Reflecting On Shadows | Artist House, Tel Aviv, Israel, March - April 2015

CURATOR: Rivka Bakalash

A two-part installation by Noa Yekutieli uses the mediating space between artwork, viewer, and reflection to grapple with the memory of war, disaster, and the recent conflict between Israel and Gaza, known as “Operation Protective Edge”. The physical and mental ruins of memory are explored in both the image of disaster revealed through cut paper and the reflection of the viewer within the context of the disaster reflected back. The installation, and others by Yekutieli, use the medium of black paper and subtraction as a metaphoric message for the shadow of war, the shadow of destruction, the shadow of threat, and the shadow of death.
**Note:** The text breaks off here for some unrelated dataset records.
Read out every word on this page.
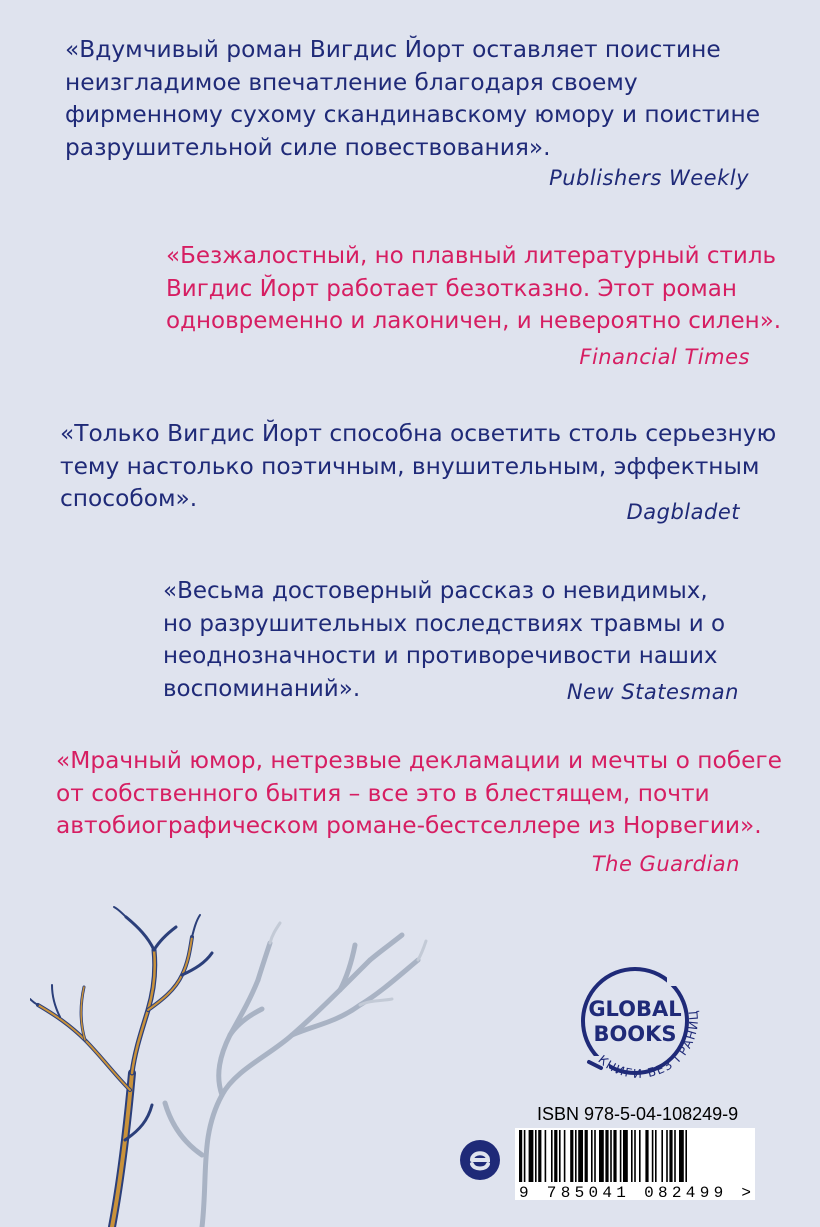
«Вдумчивый роман Вигдис Йорт оставляет поистине
неизгладимое впечатление благодаря своему
фирменному сухому скандинавскому юмору и поистине
разрушительной силе повествования».
Publishers Weekly
«Безжалостный, но плавный литературный стиль
Вигдис Йорт работает безотказно. Этот роман
одновременно и лаконичен, и невероятно силен».
Financial Times
«Только Вигдис Йорт способна осветить столь серьезную
тему настолько поэтичным, внушительным, эффектным
способом».	Dagbladet
«Весьма достоверный рассказ о невидимых,
но разрушительных последствиях травмы и о
неоднозначности и противоречивости наших
воспоминаний».	New Statesman
«Мрачный юмор, нетрезвые декламации и мечты о побеге
от собственного бытия – все это в блестящем, почти
автобиографическом романе-бестселлере из Норвегии».
The Guardian
GLOBAL
BOOKS
КНИГИ БЕЗ ГРАНИЦ
ISBN 978-5-04-108249-9
9 785041 082499 >
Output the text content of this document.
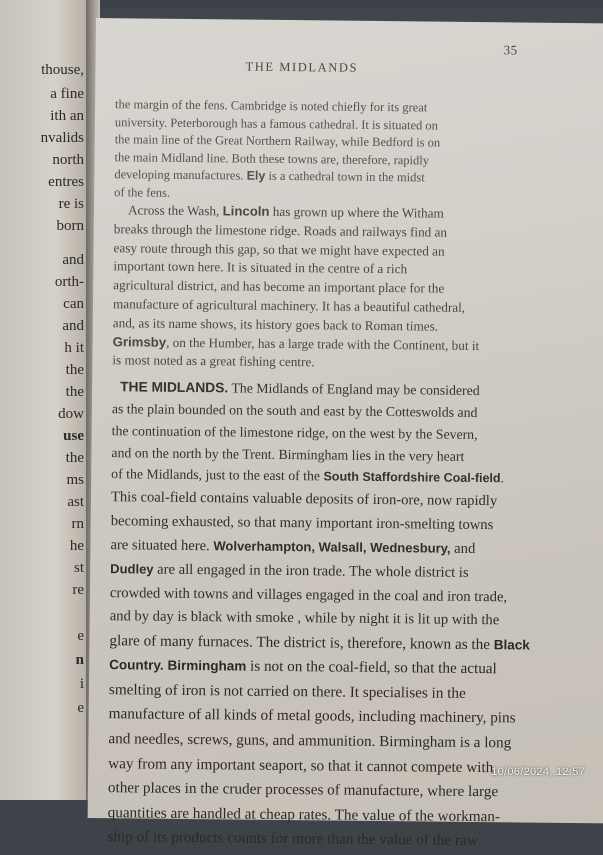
thouse,
a fine
ith an
nvalids
north
entres
re is
born
and
orth-
can
and
h it
the
the
dow
use
the
ms
ast
rn
he
st
re
e
n
i
e
35
THE MIDLANDS
the margin of the fens. Cambridge is noted chiefly for its great
university. Peterborough has a famous cathedral. It is situated on
the main line of the Great Northern Railway, while Bedford is on
the main Midland line. Both these towns are, therefore, rapidly
developing manufactures. Ely is a cathedral town in the midst
of the fens.
Across the Wash, Lincoln has grown up where the Witham
breaks through the limestone ridge. Roads and railways find an
easy route through this gap, so that we might have expected an
important town here. It is situated in the centre of a rich
agricultural district, and has become an important place for the
manufacture of agricultural machinery. It has a beautiful cathedral,
and, as its name shows, its history goes back to Roman times.
Grimsby, on the Humber, has a large trade with the Continent, but it
is most noted as a great fishing centre.
THE MIDLANDS. The Midlands of England may be considered
as the plain bounded on the south and east by the Cotteswolds and
the continuation of the limestone ridge, on the west by the Severn,
and on the north by the Trent. Birmingham lies in the very heart
of the Midlands, just to the east of the South Staffordshire Coal-field.
This coal-field contains valuable deposits of iron-ore, now rapidly
becoming exhausted, so that many important iron-smelting towns
are situated here. Wolverhampton, Walsall, Wednesbury, and
Dudley are all engaged in the iron trade. The whole district is
crowded with towns and villages engaged in the coal and iron trade,
and by day is black with smoke , while by night it is lit up with the
glare of many furnaces. The district is, therefore, known as the Black
Country. Birmingham is not on the coal-field, so that the actual
smelting of iron is not carried on there. It specialises in the
manufacture of all kinds of metal goods, including machinery, pins
and needles, screws, guns, and ammunition. Birmingham is a long
way from any important seaport, so that it cannot compete with
other places in the cruder processes of manufacture, where large
quantities are handled at cheap rates. The value of the workman-
ship of its products counts for more than the value of the raw
10/06/2024, 12:57
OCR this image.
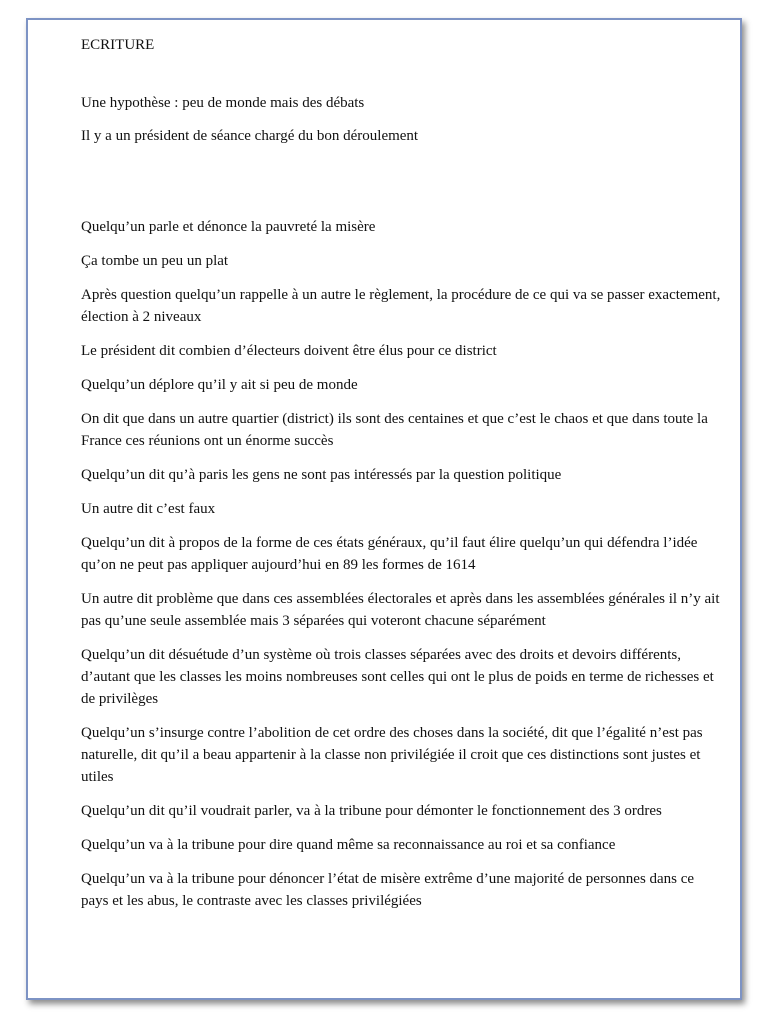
ECRITURE

Une hypothèse : peu de monde mais des débats

Il y a un président de séance chargé du bon déroulement

Quelqu’un parle et dénonce la pauvreté la misère

Ça tombe un peu un plat

Après question quelqu’un rappelle à un autre le règlement, la procédure de ce qui va se passer exactement, élection à 2 niveaux

Le président dit combien d’électeurs doivent être élus pour ce district

Quelqu’un déplore qu’il y ait si peu de monde

On dit que dans un autre quartier (district) ils sont des centaines et que c’est le chaos et que dans toute la France ces réunions ont un énorme succès

Quelqu’un dit qu’à paris les gens ne sont pas intéressés par la question politique

Un autre dit c’est faux

Quelqu’un dit à propos de la forme de ces états généraux, qu’il faut élire quelqu’un qui défendra l’idée qu’on ne peut pas appliquer aujourd’hui en 89 les formes de 1614

Un autre dit problème que dans ces assemblées électorales et après dans les assemblées générales il n’y ait pas qu’une seule assemblée mais 3 séparées qui voteront chacune séparément

Quelqu’un dit désuétude d’un système où trois classes séparées avec des droits et devoirs différents, d’autant que les classes les moins nombreuses sont celles qui ont le plus de poids en terme de richesses et de privilèges

Quelqu’un s’insurge contre l’abolition de cet ordre des choses dans la société, dit que l’égalité n’est pas naturelle, dit qu’il a beau appartenir à la classe non privilégiée il croit que ces distinctions sont justes et utiles

Quelqu’un dit qu’il voudrait parler, va à la tribune pour démonter le fonctionnement des 3 ordres

Quelqu’un va à la tribune pour dire quand même sa reconnaissance au roi et sa confiance

Quelqu’un va à la tribune pour dénoncer l’état de misère extrême d’une majorité de personnes dans ce pays et les abus, le contraste avec les classes privilégiées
In the image, the human-made disaster of war is seen from the fragmented vantage point of a lone figure who faces the waves of ruins left by the storms of war. The deconstruction of the mirrored image on one wall is broken down by the grid of the 'empty' frames, or 'black mirrors' on the opposite. The accumulation of images in the reflection is similar to the accumulation of memories piling up. While the wall of the frames acts as our memory, or a 'time capsule' that attempts to preserve what is in front of it, the memory is deceptive and the segments are still subject to change as there is no objective 'reality' in memory.